Szturchnęła go lekko łokciem w żebra i posłała mu wymowne spojrzenie. - Nie chcę mieć na karku żadnych napaleńców. I zapomnij! Nie będę na co dzień paradować w slytherińskich barwach. Toć to hańba dla puchona! - odparła dumnie i wyprostowała się po czym zaśmiała się cicho. Kirke.. gdyby ona wiedziała, że to właśnie z Gregersem ma hasać po całej Wielkiej Sali - zakryłaby się od stóp po głowę! Czyli jak zawsze! Dlatego gdy ten dalej na nią zerkał, pokazała mu język i założyła ramiona na swoich piersiach. By wszystko zakryć, hehe. Wywróciła oczami gdy zareagował na jej miłe słowa - jednakże gdzieś tam błąkał się na jej wargach rozbawiony uśmiech. Swoimi ślepiami prześlizgnęła się po jego marynarce od garniaka i ułożyła usta w zabawny dzióbek gdy nieco wysunął miniaturową buteleczkę z Ognistą. - Mogłam się tego spodziewać. Jednakże nie tylko TY się przygotowałeś! - odparła butnie i sięgnęła palcami do zakończenia swojej sukienki i już, już miała ją delikatnie unieść gdy znieruchomiała i posłała mu ostrzegawcze spojrzenie. - Teraz lepiej patrz mi się w oczy albo inaczej resztę wieczoru spędzisz z opaską na oczach. - stwierdziła ni to zabawnie ni to serio i rozglądając się dyskretnie po innych osobach, podwinęła delikatnie cienką tkaninę na wysokość uda i zgarnęła z podwiązki nie-tak-znowu-małą piersiówkę. Bo oczywiście była magicznie powiększona! Z powrotem się prostując, stanęła przodem do stołu i obracając w smukłych palcach tą zbawienną zabaweczkę, zerknęła na chłopaka kątem oka. Nie podglądał? Sara wzruszyła delikatnie ramionami i zdmuchnęła ze swojego czoła niesforne kosmyki włosów. - A może to był ich taki niecny plan by uratować ten bal? - spytała w żartach i uśmiechnęła się łobuzersko.
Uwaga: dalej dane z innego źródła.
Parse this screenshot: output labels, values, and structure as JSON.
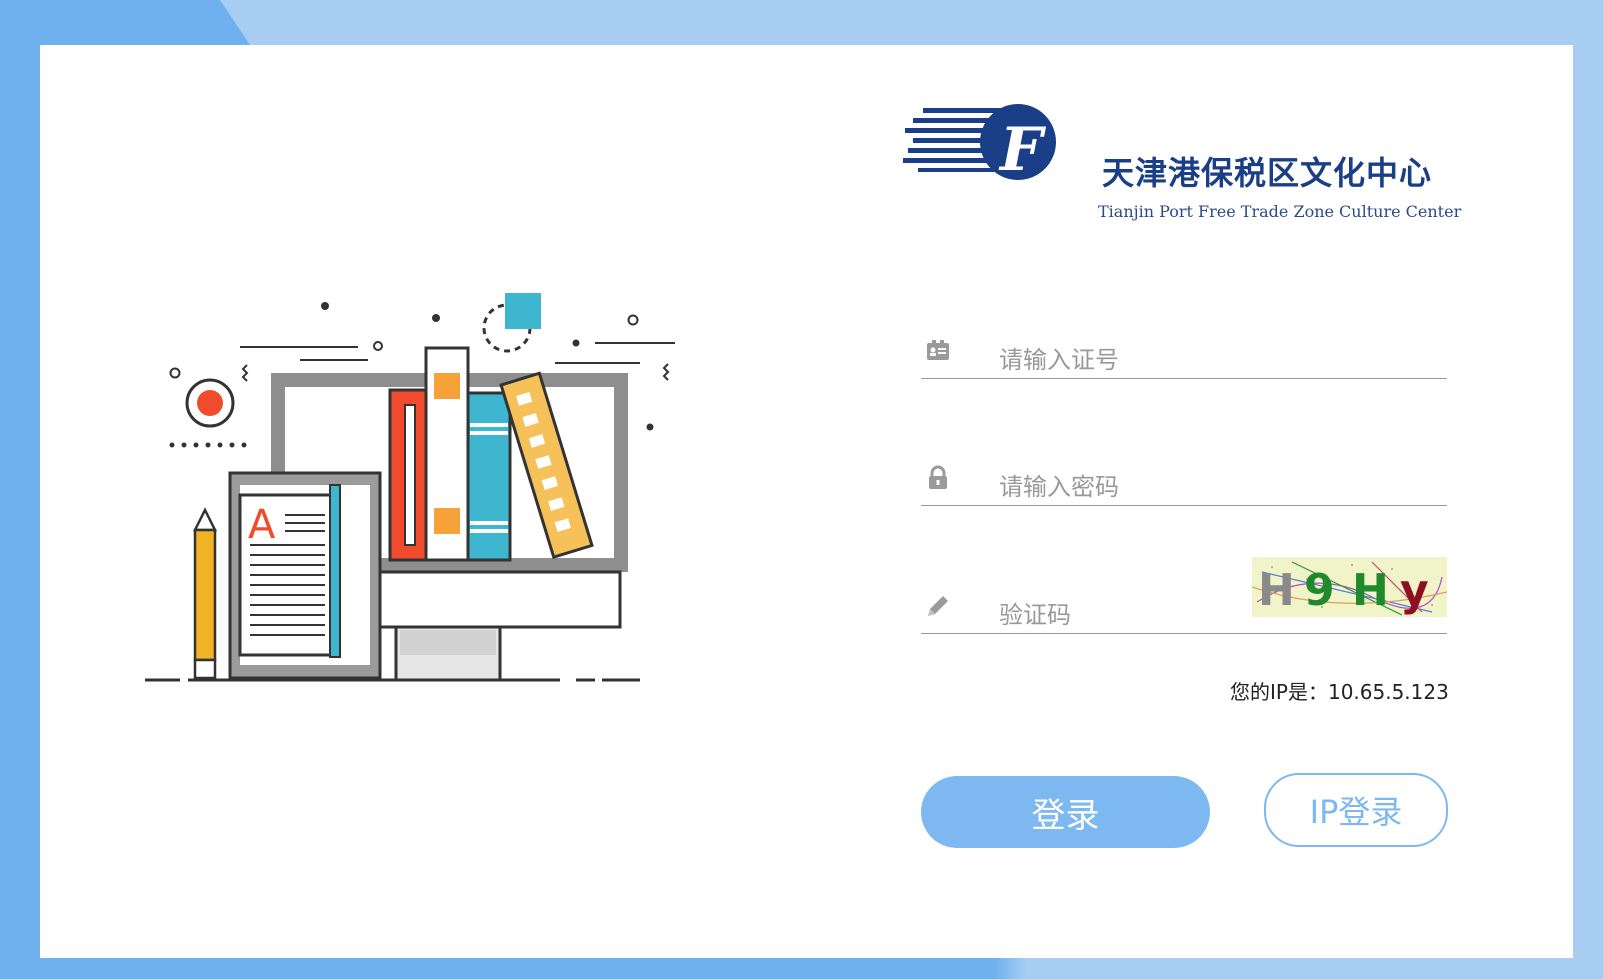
{
  "colors": {
    "accent": "#7db9f0",
    "background": "#a7cdf3",
    "brand_blue": "#1b3f87"
  },
  "brand": {
    "title": "天津港保税区文化中心",
    "subtitle": "Tianjin Port Free Trade Zone Culture Center",
    "logo_letter": "F"
  },
  "form": {
    "id_placeholder": "请输入证号",
    "password_placeholder": "请输入密码",
    "captcha_placeholder": "验证码",
    "captcha_text": "H9Hy",
    "captcha_chars": [
      "H",
      "9",
      "H",
      "y"
    ],
    "id_icon": "id-card-icon",
    "password_icon": "lock-icon",
    "captcha_icon": "pencil-icon"
  },
  "ip": {
    "label": "您的IP是：",
    "value": "10.65.5.123"
  },
  "buttons": {
    "login": "登录",
    "ip_login": "IP登录"
  },
  "illustration": {
    "letter": "A"
  }
}
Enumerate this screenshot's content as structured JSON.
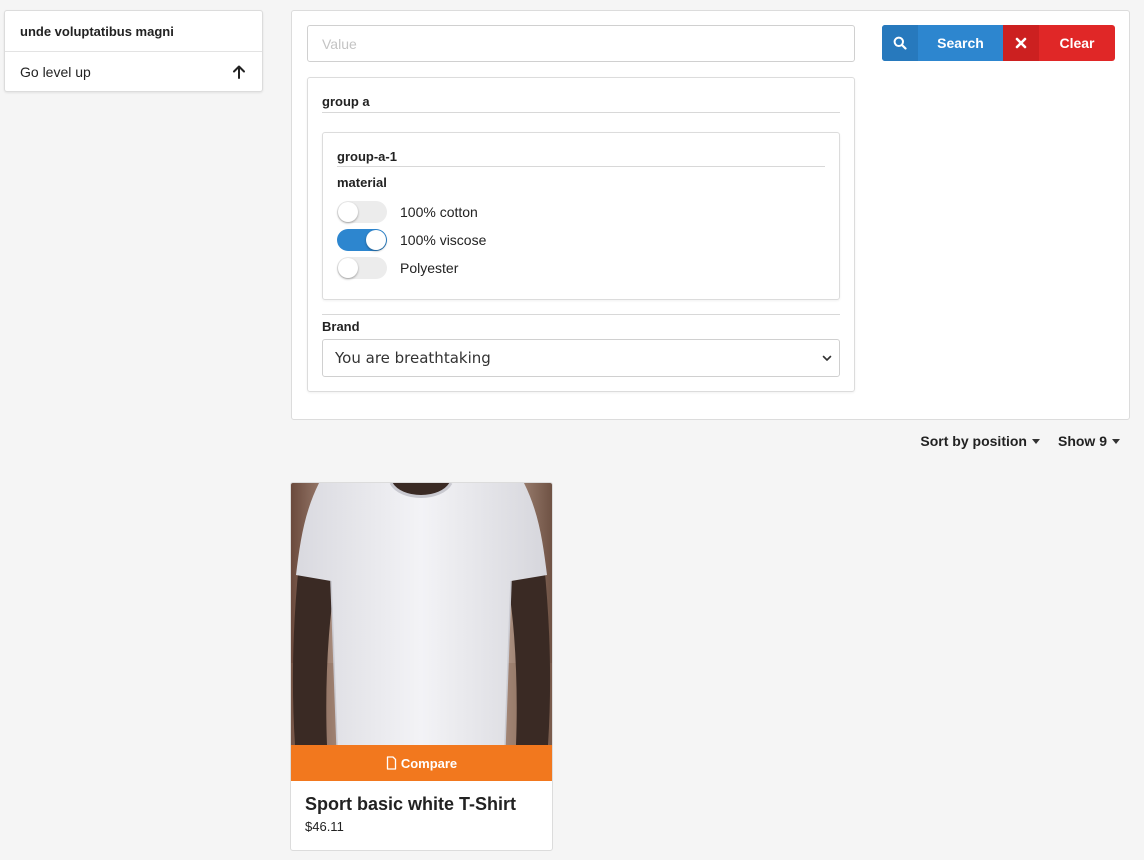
{
  "sidebar": {
    "category_title": "unde voluptatibus magni",
    "level_up_label": "Go level up",
    "level_up_icon": "arrow-up-icon"
  },
  "filters": {
    "value_input": {
      "placeholder": "Value",
      "value": ""
    },
    "search_label": "Search",
    "search_icon": "search-icon",
    "clear_label": "Clear",
    "clear_icon": "close-icon",
    "group_title": "group a",
    "subgroup_title": "group-a-1",
    "attribute_name": "material",
    "options": [
      {
        "label": "100% cotton",
        "checked": false
      },
      {
        "label": "100% viscose",
        "checked": true
      },
      {
        "label": "Polyester",
        "checked": false
      }
    ],
    "brand_label": "Brand",
    "brand_selected": "You are breathtaking"
  },
  "toolbar": {
    "sort_label": "Sort by position",
    "show_label": "Show 9"
  },
  "product": {
    "name": "Sport basic white T-Shirt",
    "price": "$46.11",
    "compare_label": "Compare",
    "compare_icon": "document-icon"
  },
  "colors": {
    "primary": "#2d86cf",
    "danger": "#e02727",
    "accent": "#f2781e"
  }
}
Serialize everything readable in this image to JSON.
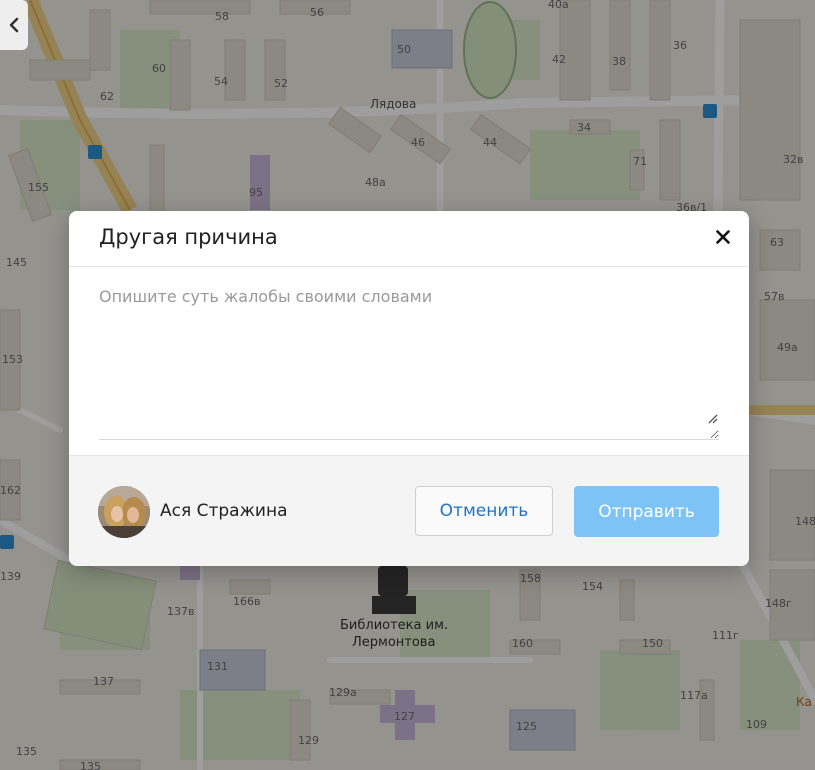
{
  "map": {
    "street_name": "Лядова",
    "library_label_line1": "Библиотека им.",
    "library_label_line2": "Лермонтова",
    "corner_label": "Ка",
    "house_numbers": [
      "58",
      "56",
      "40а",
      "36",
      "50",
      "42",
      "38",
      "60",
      "54",
      "52",
      "62",
      "34",
      "46",
      "44",
      "71",
      "32в",
      "155",
      "95",
      "48а",
      "36в/1",
      "145",
      "63",
      "57в",
      "153",
      "49а",
      "162",
      "148",
      "139",
      "158",
      "154",
      "166в",
      "137в",
      "148г",
      "160",
      "150",
      "111г",
      "131",
      "137",
      "129а",
      "117а",
      "127",
      "125",
      "109",
      "135",
      "135",
      "129"
    ]
  },
  "dialog": {
    "title": "Другая причина",
    "close_icon": "close-icon",
    "complaint_placeholder": "Опишите суть жалобы своими словами",
    "complaint_value": "",
    "user_name": "Ася Стражина",
    "cancel_label": "Отменить",
    "submit_label": "Отправить"
  },
  "colors": {
    "overlay": "rgba(0,0,0,0.38)",
    "accent_link": "#1e74c8",
    "submit_disabled": "#7ec3f5",
    "footer_bg": "#f4f4f4"
  }
}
- Ej, co Ty chcesz od zielonego? - Posłał jej ostrzegawcze spojrzenie. Toż to taki piękny kolor, a dom w tych barwach jeszcze lepszy! Gdy Sara skrzyżowała ręce na piersiach, zrobił smutną minkę. Musiał właśnie wyglądać, jak piesek, który coś przeskrobał i został ukarany. No bo tak się czuł! Jednakże kiedy jego towarzyszka wyciągnęła gdzieś spod sukienki piersiówkę, uśmiech powrócił na jego twarz. Tak, ten łobuzerski uśmiech, który mówił Moja krew! Oczywiście, kiedy kazała mu patrzeć jej w oczy, zrobił to posłusznie. No, może zerkał od czasu do czasu, kiedy ta rozglądała się po sali, ale nie miał złych zamiarów! Po prostu nie dało się ukryć, że taka wersja Sary wizualnie bardzo mu się podobała. No w końcu był mężczyzną, prawda? Oni są mało odporni na tego typu sprawy, co poradzić. Kiedy Puchonka stwierdziła, że zapewne wszystko było zaplanowane, pokiwał głową. - Tak. - Zmrużył oczy i zatarł ręce. Musiał wyglądać, jak szaleniec, który knuje jakiś niecny plan. Kto wie, może już go uknuł? - W końcu czymże byłby ten bal bez nas, prawda? - Uśmiechnął się szeroko. Cóż, teraz już wie, że nie będzie się nudził. Jego obawy zostały rozwiane, kiedy tylko dostrzegł u Sary zieloną broszkę. - To co, napijemy się czegoś? - Położył nacisk na ostatnie słowo, bo oboje wiedzieli, czego się zaraz napiją. Trzeba było tylko zrobić to tak, żeby zaraz jakiś prefekt, czy inny chłoptaś nie podszedł do nich z pretensjami. Nie zamierzał opuszczać tego balu, oj nie! Dlatego musieli być ostrożni.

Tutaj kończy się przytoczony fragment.